The Free Press, Mankato, MN

September 1, 2013

ACA criticism offered no viable solutions


---- — In arguing for national single payer health care, Dr. Delmer Eggert fails to address this fundamental question: Given the fact that the Affordable Care Act is now law whereas a single payer system is not, is the ACA a huge improvement over what it replaces?

Since the ACA does not meet his single payer ideal, is he really willing to join the right-wing extremist crowd in portraying the ACA as a government boondoggle? His assessment of the ACA is entirely negative. He ignores the ways the ACA reins in private insurance companies by eliminating various practices, by establishing standardized coverages on the insurance exchanges, and by forcing them to direct more revenue to health care.

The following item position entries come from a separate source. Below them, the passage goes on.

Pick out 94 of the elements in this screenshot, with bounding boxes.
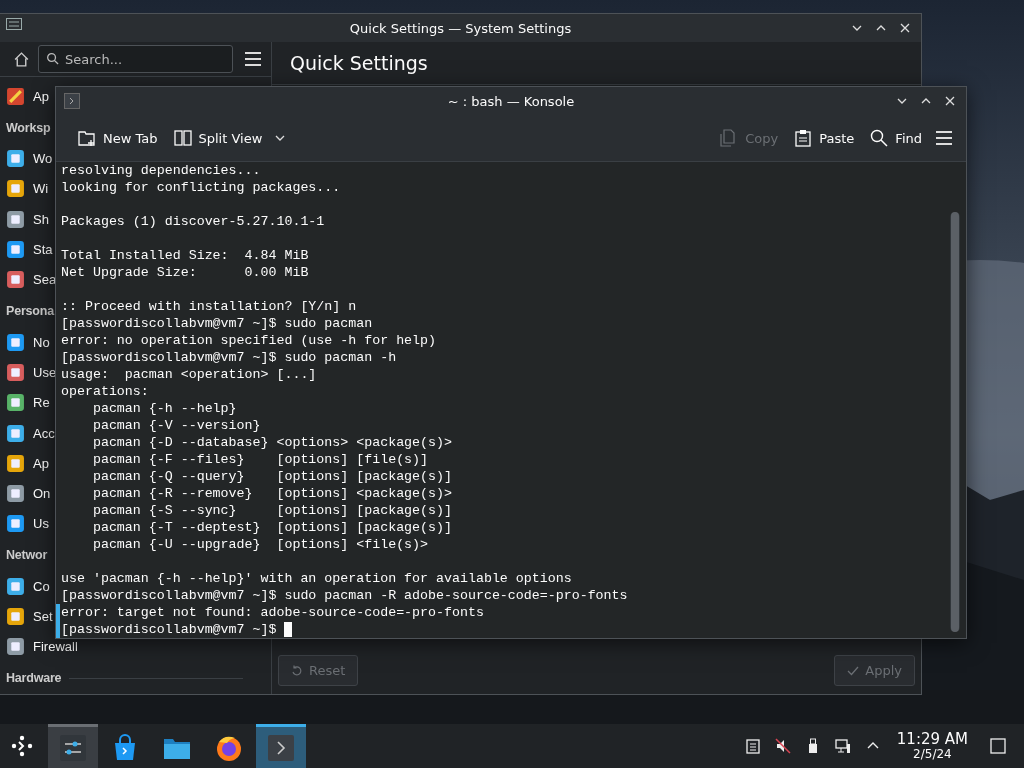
terminal-line: pacman {-D --database} <options> <package(s)> bbox=[91, 434, 452, 451]
terminal-line: operations: bbox=[61, 383, 149, 400]
toolbar-button[interactable]: New Tab bbox=[72, 125, 164, 151]
home-icon[interactable] bbox=[13, 50, 30, 68]
taskbar-button[interactable] bbox=[256, 724, 306, 768]
terminal-line: [passwordiscollabvm@vm7 ~]$ bbox=[61, 621, 278, 638]
toolbar-button[interactable]: Paste bbox=[788, 125, 861, 151]
terminal-line: [passwordiscollabvm@vm7 ~]$ sudo pacman -R adobe-source-code=-pro-fonts bbox=[61, 587, 628, 604]
terminal-line: pacman {-Q --query} [options] [package(s)] bbox=[91, 468, 452, 485]
app-icon bbox=[6, 18, 22, 30]
terminal-line: pacman {-U --upgrade} [options] <file(s)> bbox=[91, 536, 429, 553]
window-title: ~ : bash — Konsole bbox=[447, 93, 575, 109]
terminal-line: usage: pacman <operation> [...] bbox=[61, 366, 317, 383]
sliders-icon bbox=[59, 733, 87, 762]
terminal-line: use 'pacman {-h --help}' with an operation for available options bbox=[61, 570, 572, 587]
terminal-line: pacman {-h --help} bbox=[91, 400, 237, 417]
search-icon bbox=[870, 129, 889, 147]
sidebar-item[interactable]: Sta bbox=[33, 242, 53, 258]
app-icon bbox=[6, 453, 25, 473]
sidebar-item[interactable]: On bbox=[33, 486, 51, 502]
terminal-line: Total Installed Size: 4.84 MiB bbox=[61, 247, 309, 264]
search-icon bbox=[46, 52, 59, 66]
sidebar-item[interactable]: Sea bbox=[33, 272, 57, 288]
app-icon bbox=[6, 576, 25, 596]
scrollbar[interactable] bbox=[950, 212, 960, 632]
terminal-line: pacman {-R --remove} [options] <package(s)> bbox=[91, 485, 452, 502]
sidebar-item[interactable]: Wi bbox=[33, 181, 49, 197]
section-heading: Persona bbox=[6, 304, 54, 319]
new-tab-icon bbox=[78, 129, 96, 147]
sidebar-item[interactable]: Firewall bbox=[33, 639, 78, 655]
clipboard-icon bbox=[794, 129, 813, 147]
sidebar-item[interactable]: Us bbox=[33, 516, 49, 532]
clipboard-icon[interactable] bbox=[744, 738, 761, 754]
sidebar-item[interactable]: Wo bbox=[33, 151, 53, 167]
search-field[interactable]: Search... bbox=[38, 45, 233, 74]
toolbar-button[interactable]: Find bbox=[864, 125, 928, 151]
sidebar-item[interactable]: Ap bbox=[33, 455, 49, 471]
show-desktop-icon[interactable] bbox=[990, 738, 1006, 754]
sidebar-item[interactable]: Set bbox=[33, 609, 53, 625]
taskbar-button[interactable] bbox=[48, 724, 98, 768]
sidebar-item[interactable]: Re bbox=[33, 395, 50, 411]
toolbar-button[interactable]: Split View bbox=[167, 125, 269, 151]
menu-icon[interactable] bbox=[936, 131, 952, 145]
terminal-icon bbox=[64, 93, 80, 109]
close-icon[interactable] bbox=[899, 22, 911, 34]
sidebar-item[interactable]: Co bbox=[33, 578, 50, 594]
undo-icon bbox=[291, 664, 303, 677]
app-icon bbox=[6, 393, 25, 413]
section-heading: Networ bbox=[6, 548, 48, 563]
app-icon bbox=[6, 149, 25, 169]
menu-icon[interactable] bbox=[245, 52, 261, 67]
terminal-line: looking for conflicting packages... bbox=[61, 179, 341, 196]
columns-icon bbox=[173, 129, 192, 147]
clock[interactable]: 11:29 AM 2/5/24 bbox=[896, 731, 968, 761]
sidebar-item[interactable]: No bbox=[33, 334, 50, 350]
terminal-line: :: Proceed with installation? [Y/n] n bbox=[61, 298, 357, 315]
check-icon bbox=[847, 664, 860, 677]
sidebar-item[interactable]: Use bbox=[33, 364, 57, 380]
app-icon bbox=[6, 179, 25, 199]
muted-speaker-icon[interactable] bbox=[774, 738, 791, 754]
app-icon bbox=[6, 637, 25, 657]
section-heading: Hardware bbox=[6, 671, 62, 685]
app-icon bbox=[6, 514, 25, 534]
launcher-icon[interactable] bbox=[10, 734, 34, 758]
app-icon bbox=[6, 209, 25, 229]
sidebar-item[interactable]: Ap bbox=[33, 88, 49, 104]
terminal-icon bbox=[267, 733, 295, 762]
terminal-line: pacman {-F --files} [options] [file(s)] bbox=[91, 451, 429, 468]
app-icon bbox=[6, 423, 25, 443]
app-icon bbox=[6, 86, 25, 106]
app-icon bbox=[6, 332, 25, 352]
terminal-line: resolving dependencies... bbox=[61, 162, 261, 179]
app-icon bbox=[6, 240, 25, 260]
terminal-line: pacman {-S --sync} [options] [package(s)] bbox=[91, 502, 452, 519]
sidebar-item[interactable]: Acc bbox=[33, 425, 55, 441]
window-title: Quick Settings — System Settings bbox=[349, 20, 572, 36]
terminal-line: Net Upgrade Size: 0.00 MiB bbox=[61, 264, 309, 281]
terminal-line: Packages (1) discover-5.27.10.1-1 bbox=[61, 213, 325, 230]
sidebar-item[interactable]: Sh bbox=[33, 211, 49, 227]
section-heading: Worksp bbox=[6, 120, 51, 135]
terminal-line: pacman {-T --deptest} [options] [package(s)] bbox=[91, 519, 452, 536]
page-title: Quick Settings bbox=[290, 52, 428, 74]
app-icon bbox=[6, 607, 25, 627]
app-icon bbox=[6, 270, 25, 290]
terminal-line: pacman {-V --version} bbox=[91, 417, 261, 434]
terminal-line: error: target not found: adobe-source-code=-pro-fonts bbox=[61, 604, 484, 621]
network-icon[interactable] bbox=[834, 738, 851, 754]
app-icon bbox=[6, 362, 25, 382]
terminal-line: error: no operation specified (use -h for help) bbox=[61, 332, 437, 349]
close-icon[interactable] bbox=[944, 95, 956, 107]
terminal-line: [passwordiscollabvm@vm7 ~]$ sudo pacman bbox=[61, 315, 373, 332]
app-icon bbox=[6, 484, 25, 504]
terminal-line: [passwordiscollabvm@vm7 ~]$ sudo pacman -h bbox=[61, 349, 397, 366]
cursor bbox=[284, 622, 293, 637]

He ignores the cost control measures the ACA introduces. He ignores the increased revenue the ACA brings to provide health care. He ignores the insurance mandate requirement and the expansion of affordable coverage for tens of millions of Americans. He ignores improvements related to both health care providers and consumers. (I will provide details in a comment on the Free Press website.)

The ACA builds upon the U.S. tradition of employer provided health insurance and free market competition among private insurance companies. I think you have to view the ACA as a final test of that tradition.

There is a long term trend of employers reducing or eliminating health care benefits. They can use the ACA as a convenient excuse to continue that trend by never employing more than 49 workers or not letting employees to put in more than 29 hours per week.

In doing so though, they are hurting their own business when they need more employees and employees working more hours. Furthermore, they will be demonstrating that, regardless of any past merits, employer provided health insurance no longer works in the U.S.

As a goal, the United States needs better, broader health care with lower costs. The tradition of free market competition among private insurers was given a reprieve when the proposed Clinton health care program was dropped in 1994. But private insurers have since failed in meeting that goal. The ACA gives them another reprieve, but under more stringent requirements. If they fail again, they will be demonstrating that, regardless of any past merits, free market competition among private insurers does not meet our need for better, broader health care with lower costs.

While I personally prefer a single payer system, I think we need to acknowledge, first, that the ACA is a huge improvement over what it replaces. And secondly, we should work to make the ACA succeed.

If employers and private insurers show that they’re not up to their tasks under the ACA, then their actions establish all the more the need for a different system. By strongly attacking this government program, it seems to me that you’re just adding fuel to the fires being set by anti-government ideologues bent on sabotaging the ACA.